Saturday, 13 June 2015

Internet Magna Carta

Somehow I missed this.

Thousands of young people have taken part in a UK debate about what should be included in a "Magna Carta" for the digital age.

In case you don’t know, the original Magna Carta (“Great Charter”)  of 1215 was a document signed by King John to effectively curtail his powers and grant protection to various people and organisations (mostly nobles and, needless to say, the church).  It was largely ignored and was repealed and re-instated many times in different forms, which sounds like an ideal analogy for any such agreement for the digital age.

But it’s an interesting and fun idea.

The public can now vote online for the clauses [the thousands of young people suggested, in a project organised by the British Library.

I’m all for that as an exercise to find out what people want and how they think about things, even though it won’t have any effect on how laws develop.  Not everything has to be practical.

Their most popular priority was safety on the net, followed by protecting freedom of speech and privacy.

You see? That’s encouraging news.

According to analysts ComRes, 29% of people aged 10-18 opted specifically for safety while 17% chose freedom of speech as a clause they wanted to support.

I don’t know whether those votes overlap.  It would be strange if they could only choose one.  Freedom of speech and safety are hard to untangle anyway; freedom of speech is about some kinds of safety and requires safety. Safety requires, among other things, freedom of speech.

"Nearly half of the clauses talked about students wanting to feel safe and protected online," project manager Sarah Shaw told the BBC.

"We thought there would be more talk about freedom online, and not so much talk on more of a conservative manner."

Shaw seems almost disappointed that the young people said things she didn’t expect. It doesn’t surprise me very much that they valued safety above freedom, especially since those categories overlap so much.  It would be interesting to see the demographics of the people taking part.  Are many of them likely to have come across serious curtailment of their freedom? I’m not sure freedom was something I thought about until much later in life, but then I pretty much ran wild as a kid.  I knew about safety, though.
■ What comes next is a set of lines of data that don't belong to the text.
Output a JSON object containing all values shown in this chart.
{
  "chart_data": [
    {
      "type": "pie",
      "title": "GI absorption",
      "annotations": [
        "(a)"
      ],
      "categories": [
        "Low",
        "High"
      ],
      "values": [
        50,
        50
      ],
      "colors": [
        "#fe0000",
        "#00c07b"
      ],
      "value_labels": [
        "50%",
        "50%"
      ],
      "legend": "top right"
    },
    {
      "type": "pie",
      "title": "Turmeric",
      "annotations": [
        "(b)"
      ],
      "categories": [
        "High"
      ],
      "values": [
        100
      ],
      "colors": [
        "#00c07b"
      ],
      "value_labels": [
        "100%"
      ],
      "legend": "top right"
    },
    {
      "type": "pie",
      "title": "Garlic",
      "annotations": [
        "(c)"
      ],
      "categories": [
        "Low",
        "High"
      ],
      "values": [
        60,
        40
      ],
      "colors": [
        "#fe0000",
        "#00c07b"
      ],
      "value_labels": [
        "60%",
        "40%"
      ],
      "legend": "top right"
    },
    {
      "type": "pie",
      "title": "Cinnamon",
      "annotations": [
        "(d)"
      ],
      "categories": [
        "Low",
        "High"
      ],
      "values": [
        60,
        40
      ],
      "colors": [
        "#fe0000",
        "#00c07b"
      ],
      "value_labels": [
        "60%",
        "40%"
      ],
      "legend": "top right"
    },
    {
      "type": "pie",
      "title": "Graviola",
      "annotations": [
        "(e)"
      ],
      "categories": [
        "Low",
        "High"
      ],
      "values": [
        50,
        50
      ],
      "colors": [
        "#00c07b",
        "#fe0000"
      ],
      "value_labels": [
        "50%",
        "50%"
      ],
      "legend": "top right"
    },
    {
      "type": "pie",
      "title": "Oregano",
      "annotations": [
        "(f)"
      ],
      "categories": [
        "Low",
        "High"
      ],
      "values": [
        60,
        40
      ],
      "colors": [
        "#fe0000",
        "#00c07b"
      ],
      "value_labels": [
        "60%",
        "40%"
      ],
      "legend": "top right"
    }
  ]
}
We had stranger-danger drilled into us at primary school as well as (at least for us rural kids), the notorious and unintentionally hilarious public safety film which featured an entire group of kids meeting horrific ends on a farm. Besides:

Seven of the existing top 10 clauses mention freedom.

That seems like a lot to me.

"Several clauses talked about wanting cyber-police," she said.

We tell young people that the police are their friends and there to help them. An extraordinary idea to be sure but we should hardly be surprised when they suggest an internet police force.  I’m sure they’re thinking of a group of people with special powers who are there to protect us from harm, which is what we told them the real police were in the first place, for some reason.

Anyway, an interesting, if limited, experiment. It’ll be interesting to find out what varieties of young people they asked.